Stocks — which are also called company shares or equities — are a big part of many people’s investment portfolios. They’re often considered an important part of a diversified portfolio that can help people build wealth over time, and stocks have historically delivered some pretty impressive returns. But, just like any other investment, stocks come with risk: The value of a particular share can go up or down in the short term, depending on a variety of factors, from overall market volatility to news about a particular company.
Stocks are securities that represent fractional ownership of a company and are publicly traded. A company can issue stock to raise money and grow its business operations, or shareholders can buy shares from other investors. The type of stock held by a shareholder determines the rights and benefits he or she has as an owner, including voting privileges at shareholder meetings.
Companies typically sell their stock through a process known as an initial public offering, or IPO. The IPO process allows companies to make their stock available for purchase by anyone willing to invest in them. Shares of a company are traded on a stock exchange, which is a marketplace where individuals can buy and sell them, just like any other product.
Investors can make money in several ways with their investments, from share appreciation to dividend payments. The latter are payments that a company makes to its shareholders on a regular basis, usually representing a portion of the company’s net earnings. Companies may also pay dividends from retained earnings or proceeds from asset sales.
Share appreciation happens when the price of a share rises over the course of time that you own it, and it allows you to sell your shares for more than you bought them for. This is the most common way that stocks can grow in value, and it’s a main reason why people choose to invest in them.

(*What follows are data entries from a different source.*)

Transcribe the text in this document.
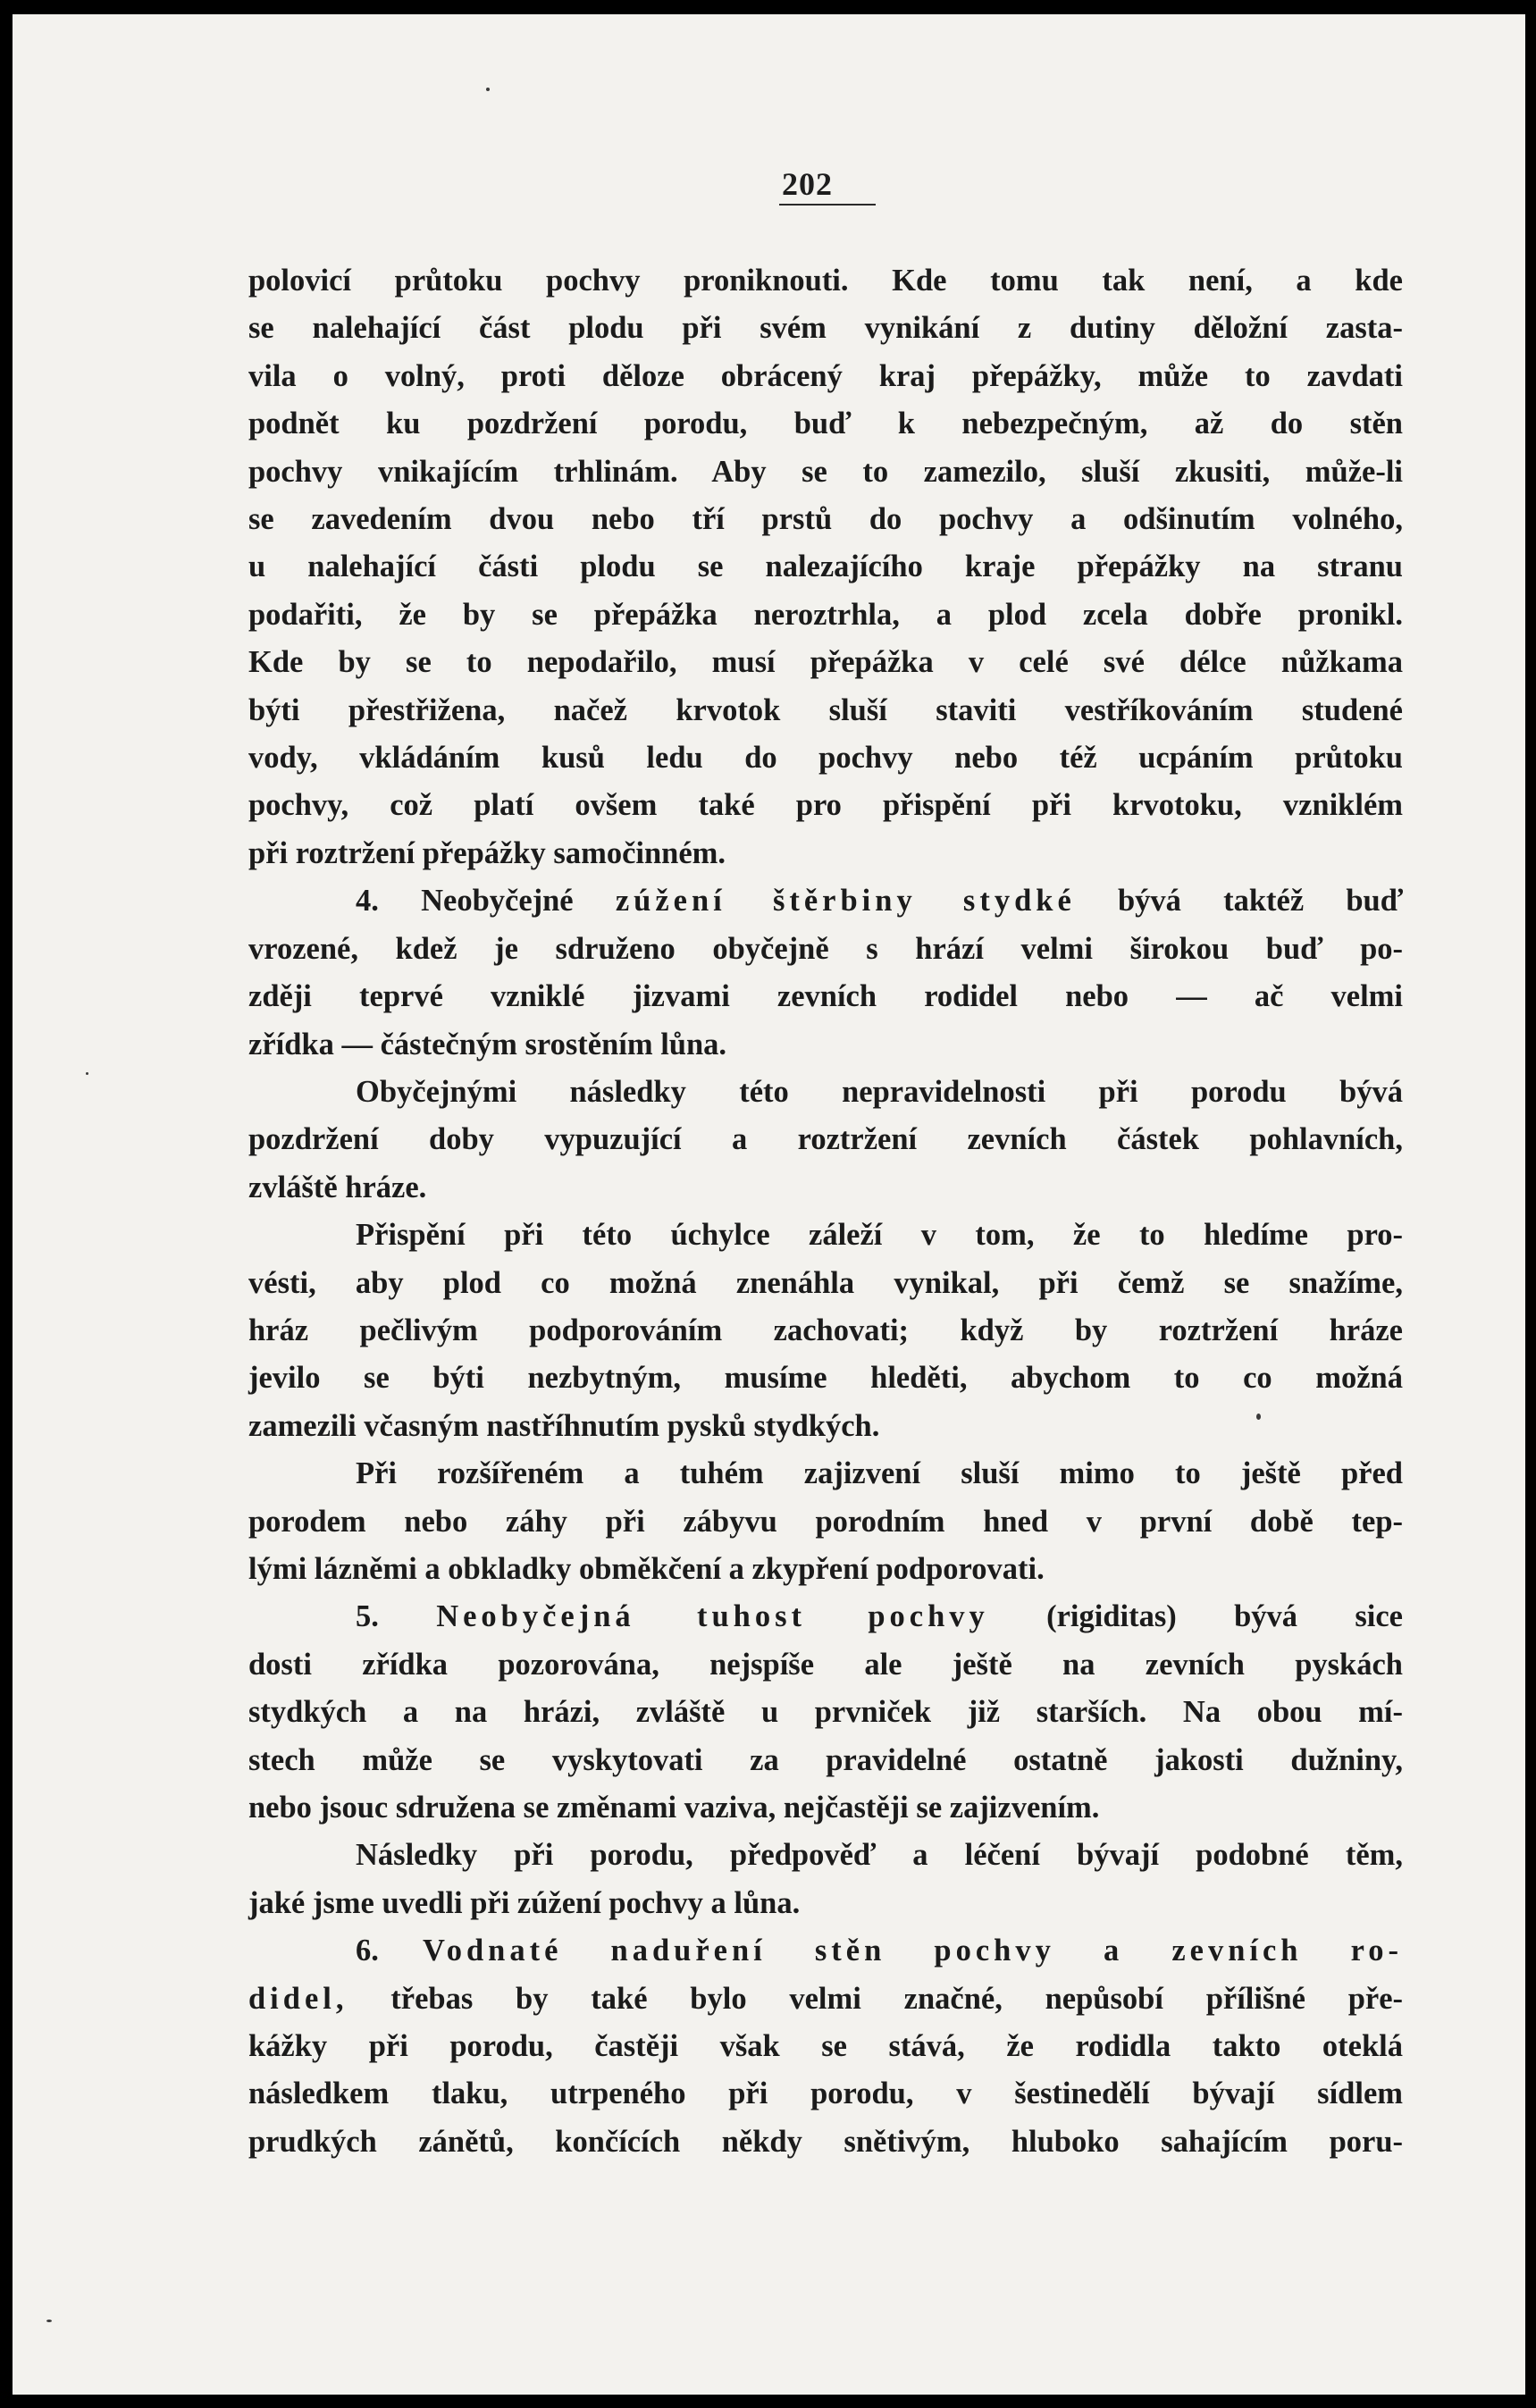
202

polovicí průtoku pochvy proniknouti. Kde tomu tak není, a kde
se nalehající část plodu při svém vynikání z dutiny děložní zasta-
vila o volný, proti děloze obrácený kraj přepážky, může to zavdati
podnět ku pozdržení porodu, buď k nebezpečným, až do stěn
pochvy vnikajícím trhlinám. Aby se to zamezilo, sluší zkusiti, může-li
se zavedením dvou nebo tří prstů do pochvy a odšinutím volného,
u nalehající části plodu se nalezajícího kraje přepážky na stranu
podařiti, že by se přepážka neroztrhla, a plod zcela dobře pronikl.
Kde by se to nepodařilo, musí přepážka v celé své délce nůžkama
býti přestřižena, načež krvotok sluší staviti vestříkováním studené
vody, vkládáním kusů ledu do pochvy nebo též ucpáním průtoku
pochvy, což platí ovšem také pro přispění při krvotoku, vzniklém
při roztržení přepážky samočinném.

4. Neobyčejné zúžení štěrbiny stydké bývá taktéž buď
vrozené, kdež je sdruženo obyčejně s hrází velmi širokou buď po-
zději teprvé vzniklé jizvami zevních rodidel nebo — ač velmi
zřídka — částečným srostěním lůna.

Obyčejnými následky této nepravidelnosti při porodu bývá
pozdržení doby vypuzující a roztržení zevních částek pohlavních,
zvláště hráze.

Přispění při této úchylce záleží v tom, že to hledíme pro-
vésti, aby plod co možná znenáhla vynikal, při čemž se snažíme,
hráz pečlivým podporováním zachovati; když by roztržení hráze
jevilo se býti nezbytným, musíme hleděti, abychom to co možná
zamezili včasným nastříhnutím pysků stydkých.

Při rozšířeném a tuhém zajizvení sluší mimo to ještě před
porodem nebo záhy při zábyvu porodním hned v první době tep-
lými lázněmi a obkladky obměkčení a zkypření podporovati.

5. Neobyčejná tuhost pochvy (rigiditas) bývá sice
dosti zřídka pozorována, nejspíše ale ještě na zevních pyskách
stydkých a na hrázi, zvláště u prvniček již starších. Na obou mí-
stech může se vyskytovati za pravidelné ostatně jakosti dužniny,
nebo jsouc sdružena se změnami vaziva, nejčastěji se zajizvením.

Následky při porodu, předpověď a léčení bývají podobné těm,
jaké jsme uvedli při zúžení pochvy a lůna.

6. Vodnaté naduření stěn pochvy a zevních ro-
didel, třebas by také bylo velmi značné, nepůsobí přílišné pře-
kážky při porodu, častěji však se stává, že rodidla takto oteklá
následkem tlaku, utrpeného při porodu, v šestinedělí bývají sídlem
prudkých zánětů, končících někdy snětivým, hluboko sahajícím poru-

The long-term performance of a stock is largely determined by the quality and growth potential of the underlying company. This is why it’s important for investors to spend time researching and building a narrative about the companies in which they invest, so they can understand what drives a stock’s long-term return potential. For example, a stock’s “fair value” reflects its intrinsic value based on a company’s fundamentals; however, its market value is influenced by demand and other variables, and it can sometimes diverge from that fair value. Regardless of what causes its market value to change, the ultimate goal is for the company to be profitable and continue to grow. This ultimately benefits all shareholders in the long run.